Plataformas como a Letrus, no Espírito Santo, e a Estudo Play, em Minas Gerais, mostram que é possível integrar IA à sala de aula sem perder o foco pedagógico. A implementação da Letrus em toda a rede estadual capixaba levou o Espírito Santo ao topo do ranking nacional de redações do ENEM, um salto do 11º para o 1º lugar. O dado é forte, mas o mais importante é o que acontece no cotidiano.
Essas tecnologias oferecem devolutivas em tempo real, baseadas na análise de textos dos estudantes. Professores, ao invés de esperar semanas para dar um retorno, identificam padrões e intervêm com oficinas, rodas de reescrita ou roteiros personalizados.
O dado é uma ponte, e não uma sentença. A devolutiva é conversa, e não um castigo.
Anael Victor Marinho, estudante de escola pública em Teresina (PI), fala da sua experiência:
— Por exemplo, se tiver um texto, uma redação e eu colocar lá, ele aponta os erros e vai corrigindo. Ele dá exemplos de como eu posso melhorar e vai se adequando ao meu nível. Se você começa baixo, ele vai aumentando de pouco em pouco, e vai botando mais dificuldade para você aprender mais ainda.
E quando isso acontece com presença, escuta e sensibilidade, o impacto é ainda maior. O uso da IA se torna pedagógico porque é ancorado na autoria, no território, no contexto… e na emoção. A neurociência mostra que o aprendizado significativo nasce do afeto, da surpresa, da experiência com sentido. Aprender é, também, sentir.

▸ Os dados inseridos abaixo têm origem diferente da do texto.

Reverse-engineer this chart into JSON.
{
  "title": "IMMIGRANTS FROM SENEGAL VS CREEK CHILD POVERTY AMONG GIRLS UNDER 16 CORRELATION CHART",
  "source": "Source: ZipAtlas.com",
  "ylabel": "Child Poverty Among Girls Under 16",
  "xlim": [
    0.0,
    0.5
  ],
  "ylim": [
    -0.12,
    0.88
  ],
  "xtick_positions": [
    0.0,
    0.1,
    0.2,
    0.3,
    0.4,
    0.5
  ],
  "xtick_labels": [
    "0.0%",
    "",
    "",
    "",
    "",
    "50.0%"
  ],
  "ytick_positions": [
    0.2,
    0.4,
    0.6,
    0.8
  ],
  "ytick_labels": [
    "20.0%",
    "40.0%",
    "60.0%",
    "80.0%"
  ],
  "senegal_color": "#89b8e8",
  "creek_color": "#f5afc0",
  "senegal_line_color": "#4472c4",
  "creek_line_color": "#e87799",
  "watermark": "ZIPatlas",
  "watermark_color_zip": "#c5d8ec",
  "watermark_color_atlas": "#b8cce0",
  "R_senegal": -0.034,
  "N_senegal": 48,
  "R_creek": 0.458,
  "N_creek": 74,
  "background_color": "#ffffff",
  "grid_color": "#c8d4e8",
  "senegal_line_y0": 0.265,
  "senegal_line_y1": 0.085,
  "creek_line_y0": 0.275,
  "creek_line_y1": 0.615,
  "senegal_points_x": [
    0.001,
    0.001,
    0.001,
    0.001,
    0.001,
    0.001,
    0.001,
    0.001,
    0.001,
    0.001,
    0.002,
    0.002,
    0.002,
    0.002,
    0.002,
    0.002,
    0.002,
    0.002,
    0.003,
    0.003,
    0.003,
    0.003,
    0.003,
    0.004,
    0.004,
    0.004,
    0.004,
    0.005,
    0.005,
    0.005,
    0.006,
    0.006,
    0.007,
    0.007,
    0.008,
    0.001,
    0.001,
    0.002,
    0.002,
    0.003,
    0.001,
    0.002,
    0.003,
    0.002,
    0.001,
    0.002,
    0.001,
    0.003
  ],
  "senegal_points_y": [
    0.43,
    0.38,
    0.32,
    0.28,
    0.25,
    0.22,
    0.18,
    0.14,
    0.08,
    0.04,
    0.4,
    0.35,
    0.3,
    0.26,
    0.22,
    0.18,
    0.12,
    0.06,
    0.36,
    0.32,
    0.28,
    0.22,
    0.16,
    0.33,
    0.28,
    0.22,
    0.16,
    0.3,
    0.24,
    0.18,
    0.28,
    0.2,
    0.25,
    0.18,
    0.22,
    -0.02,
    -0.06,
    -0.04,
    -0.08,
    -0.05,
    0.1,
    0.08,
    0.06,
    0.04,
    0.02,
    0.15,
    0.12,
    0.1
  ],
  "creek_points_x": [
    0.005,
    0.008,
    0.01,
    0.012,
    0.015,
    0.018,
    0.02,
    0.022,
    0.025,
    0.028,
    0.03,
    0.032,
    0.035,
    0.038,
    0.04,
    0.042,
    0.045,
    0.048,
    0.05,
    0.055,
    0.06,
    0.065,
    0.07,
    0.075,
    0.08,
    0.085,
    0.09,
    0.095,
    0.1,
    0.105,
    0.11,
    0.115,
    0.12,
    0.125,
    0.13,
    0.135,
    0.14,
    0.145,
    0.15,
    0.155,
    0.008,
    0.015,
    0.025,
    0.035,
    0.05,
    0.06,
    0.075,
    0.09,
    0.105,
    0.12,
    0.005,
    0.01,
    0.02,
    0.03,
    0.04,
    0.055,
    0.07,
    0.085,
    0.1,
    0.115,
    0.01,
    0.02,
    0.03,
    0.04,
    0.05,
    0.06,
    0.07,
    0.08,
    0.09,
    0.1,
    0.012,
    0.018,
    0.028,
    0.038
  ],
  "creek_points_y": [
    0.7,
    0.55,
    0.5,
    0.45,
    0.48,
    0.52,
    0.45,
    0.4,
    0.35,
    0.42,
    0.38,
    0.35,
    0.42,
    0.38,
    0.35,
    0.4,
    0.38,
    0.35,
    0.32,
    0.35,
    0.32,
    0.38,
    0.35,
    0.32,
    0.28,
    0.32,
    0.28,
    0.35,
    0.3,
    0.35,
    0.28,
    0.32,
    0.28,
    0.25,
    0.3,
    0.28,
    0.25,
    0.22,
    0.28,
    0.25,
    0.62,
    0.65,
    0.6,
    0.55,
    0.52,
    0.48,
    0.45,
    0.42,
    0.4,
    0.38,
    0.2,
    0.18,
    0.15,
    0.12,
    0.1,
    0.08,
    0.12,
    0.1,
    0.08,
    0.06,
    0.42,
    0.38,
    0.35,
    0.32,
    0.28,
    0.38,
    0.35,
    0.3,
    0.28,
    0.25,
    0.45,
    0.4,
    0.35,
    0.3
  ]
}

“Avaliar é formar, não excluir”, dizia Antonio Carlos Gomes da Costa. Avaliação não pode ser instrumento de punição ou triagem. Precisa ser oportunidade de crescimento, inclusive para os educadores.
Uma boa avaliação revela não só como os estudantes aprendem, mas também como e onde os professores podem ensinar melhor. O processo avaliativo, quando bem acompanhado, é um espelho da prática — e pode ser um dos mais poderosos recursos de desenvolvimento profissional contínuo.
O professor, nesse novo modelo, deixa de ser aplicador de provas e se torna cuidador de percursos. É quem prepara o terreno para que os estudantes plantem ideias, cultivem dúvidas e floresçam em autonomia.
Curador ético. Jardineiro da autoria. Facilitador de consciência.
Essa visão está no centro do livro O Professor Ampliado, que será lançado em setembro. Nele, mostramos como a inteligência artificial pode apoiar — mas nunca substituir — a sensibilidade humana, a escuta ativa e o compromisso ético de quem educa.
Por onde começar?
Escolha uma avaliação próxima e transforme-a: troque a prova por um projeto, a resposta certa por uma pergunta potente, a nota final por uma devolutiva com escuta. Experimente co-construir critérios com a turma. Quando há autoria, não há cola — há sentido.
IA e a reinvenção do humano
A IA, em vez de vilã, pode ser o espelho que revela o vazio da escola atual — e também a fagulha que nos impulsiona a reinventá-la.
Num mundo de respostas fáceis geradas por máquinas, a escola que sobreviver será aquela que ousar cultivar justamente o que nenhum algoritmo pode replicar:
— a dúvida sincera, a pergunta potente, o pensamento crítico e a emoção partilhada.
No fim das contas, a pergunta não é apenas como avaliar.
É: o que vale a pena avaliar — e quem decide isso?